Cara looked around the room. “Ghosts can do great things. I wish I had told you that earlier.”

“No, I’m more aware of that than anyone else.” Violet was now a published scientist after all. It didn’t even seem to impress her but she co-wrote a paper with Dr. Singh and his wife (the other Dr. Singh). Acting like she wasn’t tainted from the core. “Shouldn’t you know how bad Vega was?”



“Yeah, bad enough not to change my mind,” said Cara, holding up an envelope to me. Violet’s name was scrawled on the front in her handwriting. “Don’t shoot the messenger, that’s all.”

“So what do you know about her?”

“I really should’ve seen it coming. It’s all in the nose.”

“Don’t insult Violet’s nose like that.” I stuffed the letter in my bra. I got to keep the dress that Elva clad me in, but she didn’t give it any pockets.

I was invited to stay at the lounge for the whole night, but I declined. The house was so empty even if I was there. Pappy’s absence was always palpable. No more lunatic screeds over dinner. No fresh fish from his fishing trips. No more Spot curled up in my bed when he had a nightmare. But that must have been why he got me a real dog.
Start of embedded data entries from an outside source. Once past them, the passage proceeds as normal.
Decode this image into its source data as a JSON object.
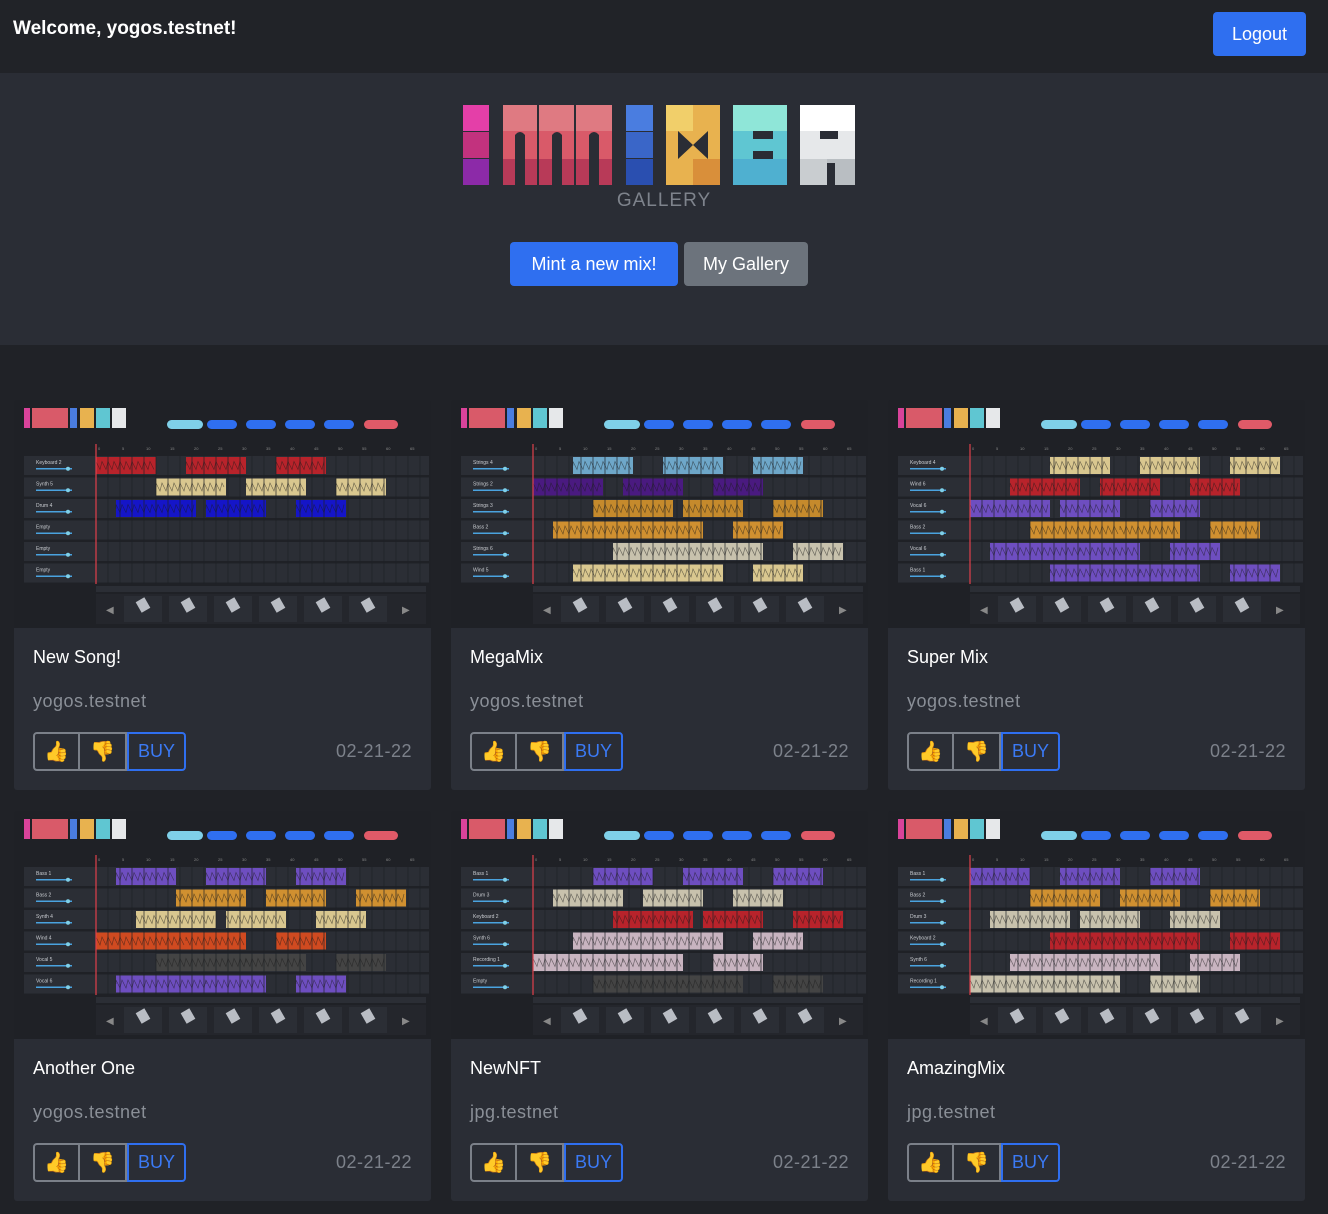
{
  "header": {
    "welcome": "Welcome, yogos.testnet!",
    "logout_label": "Logout"
  },
  "hero": {
    "logo_text": "IOMIXBR",
    "subtitle": "GALLERY",
    "mint_label": "Mint a new mix!",
    "gallery_label": "My Gallery"
  },
  "icons": {
    "like": "thumbs-up-icon",
    "dislike": "thumbs-down-icon"
  },
  "colors": {
    "accent": "#2f6ff0",
    "background": "#202227",
    "panel": "#2a2d35"
  },
  "cards": [
    {
      "title": "New Song!",
      "owner": "yogos.testnet",
      "date": "02-21-22",
      "buy_label": "BUY",
      "like": "👍",
      "dislike": "👎",
      "tracks": [
        "Keyboard 2",
        "Synth 5",
        "Drum 4",
        "Empty",
        "Empty",
        "Empty"
      ],
      "segments": [
        [
          "#b8232b",
          0,
          0.05
        ],
        [
          "#b8232b",
          0.1,
          0.15
        ],
        [
          "#b8232b",
          0.2,
          0.35
        ],
        [
          "#d9c78f",
          0.05,
          0.1
        ],
        [
          "#d9c78f",
          0.15,
          0.2
        ],
        [
          "#d9c78f",
          0.25,
          0.3
        ],
        [
          "#1515c8",
          0,
          0.05
        ],
        [
          "#1515c8",
          0.1,
          0.2
        ],
        [
          "#1515c8",
          0.25,
          0.3
        ]
      ]
    },
    {
      "title": "MegaMix",
      "owner": "yogos.testnet",
      "date": "02-21-22",
      "buy_label": "BUY",
      "like": "👍",
      "dislike": "👎",
      "tracks": [
        "Strings 4",
        "Strings 2",
        "Strings 3",
        "Bass 2",
        "Strings 6",
        "Wind 5"
      ],
      "segments": []
    },
    {
      "title": "Super Mix",
      "owner": "yogos.testnet",
      "date": "02-21-22",
      "buy_label": "BUY",
      "like": "👍",
      "dislike": "👎",
      "tracks": [
        "Keyboard 4",
        "Wind 6",
        "Vocal 6",
        "Bass 2",
        "Vocal 6",
        "Bass 1"
      ],
      "segments": []
    },
    {
      "title": "Another One",
      "owner": "yogos.testnet",
      "date": "02-21-22",
      "buy_label": "BUY",
      "like": "👍",
      "dislike": "👎",
      "tracks": [
        "Bass 1",
        "Bass 2",
        "Synth 4",
        "Wind 4",
        "Vocal 5",
        "Vocal 6"
      ],
      "segments": []
    },
    {
      "title": "NewNFT",
      "owner": "jpg.testnet",
      "date": "02-21-22",
      "buy_label": "BUY",
      "like": "👍",
      "dislike": "👎",
      "tracks": [
        "Bass 1",
        "Drum 3",
        "Keyboard 2",
        "Synth 6",
        "Recording 1",
        "Empty"
      ],
      "segments": []
    },
    {
      "title": "AmazingMix",
      "owner": "jpg.testnet",
      "date": "02-21-22",
      "buy_label": "BUY",
      "like": "👍",
      "dislike": "👎",
      "tracks": [
        "Bass 1",
        "Bass 2",
        "Drum 3",
        "Keyboard 2",
        "Synth 6",
        "Recording 1"
      ],
      "segments": []
    }
  ]
}
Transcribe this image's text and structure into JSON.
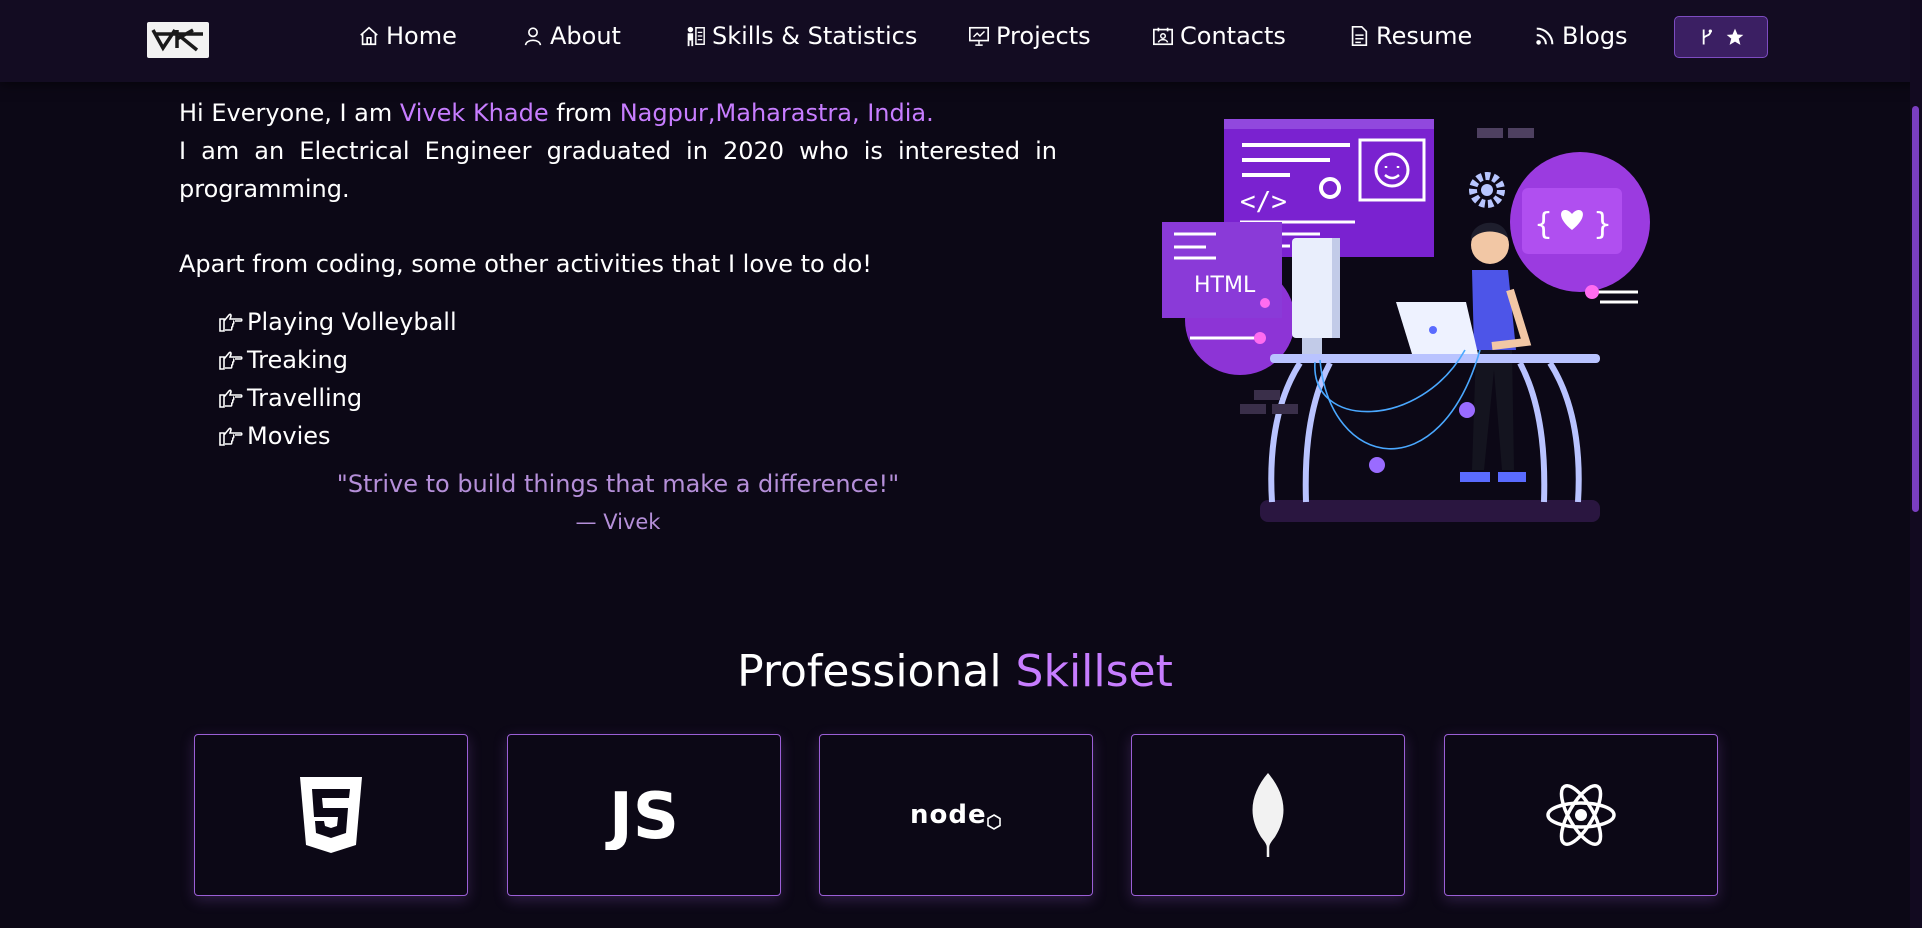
{
  "nav": {
    "logo_alt": "VK logo",
    "items": [
      {
        "label": "Home",
        "icon": "home-icon"
      },
      {
        "label": "About",
        "icon": "user-icon"
      },
      {
        "label": "Skills & Statistics",
        "icon": "skills-icon"
      },
      {
        "label": "Projects",
        "icon": "presentation-icon"
      },
      {
        "label": "Contacts",
        "icon": "contact-card-icon"
      },
      {
        "label": "Resume",
        "icon": "document-icon"
      },
      {
        "label": "Blogs",
        "icon": "rss-feed-icon"
      }
    ],
    "github_button": {
      "icons": [
        "git-fork-icon",
        "star-icon"
      ]
    }
  },
  "intro": {
    "greeting_pre": "Hi Everyone, I am ",
    "name": "Vivek Khade",
    "greeting_mid": " from ",
    "location": "Nagpur,Maharastra, India.",
    "line2": "I am an Electrical Engineer graduated in 2020 who is interested in programming.",
    "activities_intro": "Apart from coding, some other activities that I love to do!",
    "hobbies": [
      "Playing Volleyball",
      "Treaking",
      "Travelling",
      "Movies"
    ]
  },
  "quote": {
    "text": "\"Strive to build things that make a difference!\"",
    "author": "— Vivek"
  },
  "illustration": {
    "html_label": "HTML"
  },
  "skills": {
    "title_pre": "Professional ",
    "title_accent": "Skillset",
    "cards": [
      {
        "name": "HTML5",
        "icon": "html5-icon"
      },
      {
        "name": "JavaScript",
        "icon": "javascript-icon",
        "label": "JS"
      },
      {
        "name": "Node.js",
        "icon": "nodejs-icon",
        "label": "node"
      },
      {
        "name": "MongoDB",
        "icon": "mongodb-leaf-icon"
      },
      {
        "name": "React",
        "icon": "react-icon"
      }
    ]
  },
  "colors": {
    "background": "#0c0816",
    "navbar": "#130c22",
    "accent": "#c77dff",
    "quote": "#b58fd9",
    "card_border": "#9b5fd6"
  }
}
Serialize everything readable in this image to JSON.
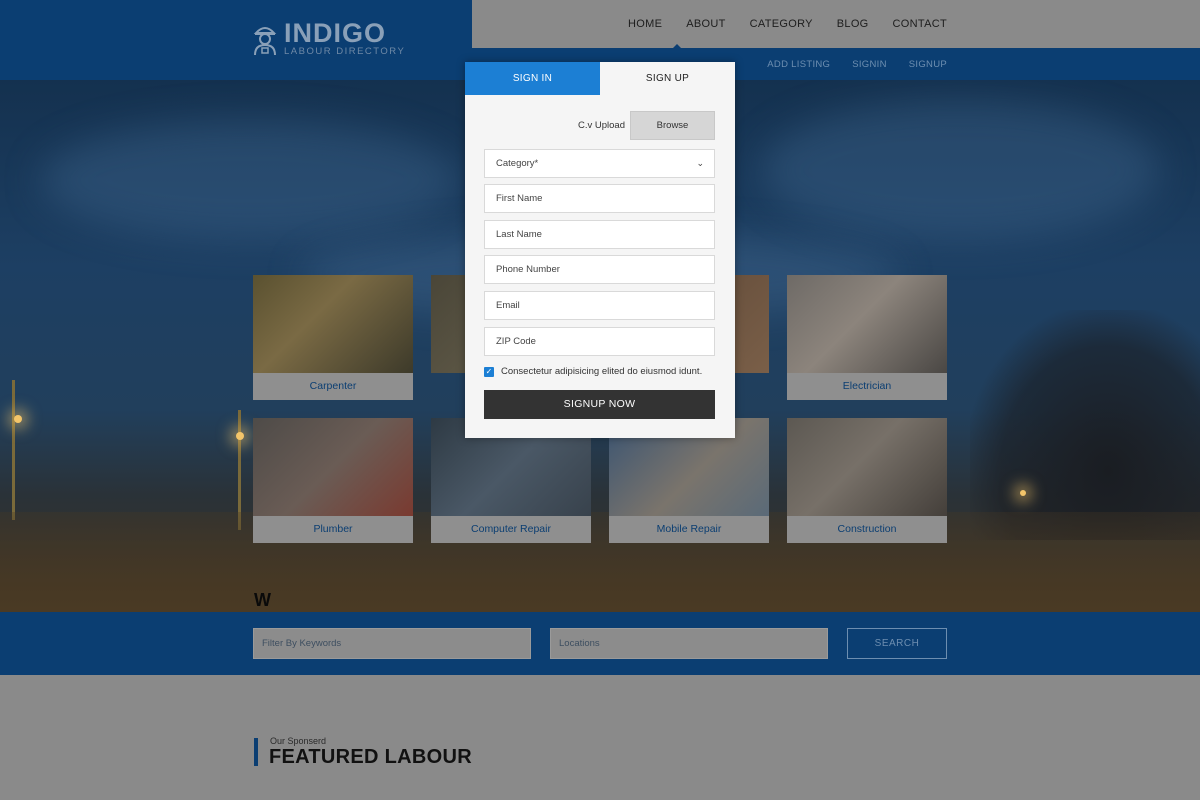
{
  "brand": {
    "name": "INDIGO",
    "tagline": "LABOUR DIRECTORY"
  },
  "nav": {
    "items": [
      "HOME",
      "ABOUT",
      "CATEGORY",
      "BLOG",
      "CONTACT"
    ],
    "active": "HOME"
  },
  "subnav": {
    "items": [
      "ADD LISTING",
      "SIGNIN",
      "SIGNUP"
    ]
  },
  "categories": [
    "Carpenter",
    "Electrician",
    "Plumber",
    "Computer Repair",
    "Mobile Repair",
    "Construction"
  ],
  "search": {
    "keywords_placeholder": "Filter By Keywords",
    "location_placeholder": "Locations",
    "button": "SEARCH"
  },
  "featured": {
    "kicker": "Our Sponserd",
    "title": "FEATURED LABOUR"
  },
  "modal": {
    "tabs": [
      "SIGN IN",
      "SIGN UP"
    ],
    "active_tab": "SIGN UP",
    "cv_label": "C.v Upload",
    "browse": "Browse",
    "category_placeholder": "Category*",
    "first_name_placeholder": "First Name",
    "last_name_placeholder": "Last Name",
    "phone_placeholder": "Phone Number",
    "email_placeholder": "Email",
    "zip_placeholder": "ZIP Code",
    "agree_text": "Consectetur adipisicing elited do eiusmod idunt.",
    "agree_checked": true,
    "submit": "SIGNUP NOW"
  },
  "colors": {
    "brand_blue": "#0b3e72",
    "accent_blue": "#1c7fd4",
    "button_dark": "#333333"
  }
}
It broke my heart, but not Carmella’s. She started dating a new guy a few months before this. And as much as I didn’t want to hate Samidh, I hated seeing him in the house, especially on a night like that. In some way, he was Carmella’s perfect fit. I’d describe him as domestic: good at decorating a house in knick-knacks, cooking, and taking care of his kindergarten class.

His life wouldn’t come apart at the seams unless Carmella broke up with him, and even then, I doubted it.

She wasn’t fazed by Pappy’s passing. His philandering bothered her after a while. So I coughed loudly to distract them.

“Oh, heavens, I think Sammy should be getting home anyways, for the children,” she said. Sweet relief. “But I found something splendid while you were gone, Sheila.”

Carmella took my arm and lead me into her sculpting studio.



“Can you believe it? It’s scorching in this room, but I found non-melting ice! Why, I feel like it’s our new iron age.”

“Thanks, but that’s not new. Or magical.” Uncle Harwood figured out non-melting ice too. He was one of the most normal people I knew, letting me complain about school when my parents were sick of it. And if he was magical, he’d probably use it to break free of Vega or get his bratty kids to behave.

“You’ve seen so much of his beautiful world, and yet here you are, being grumpy in my studio,” she said. “I think you should work on that.”

“Yeah, I have a while to.” The envelope was starting to itch against my skin. It was thick with several sheets of paper. And it wasn’t like Violet left our house. She was bound here forever in two separate ways. But she had work and Olivia as good excuses to leave for days at a time. I was tempted to sleep at work too.



I almost tore the envelope open, but my eyes were heavy. And I didn’t want to imagine Vega’s face. Whatever was in there would force me to.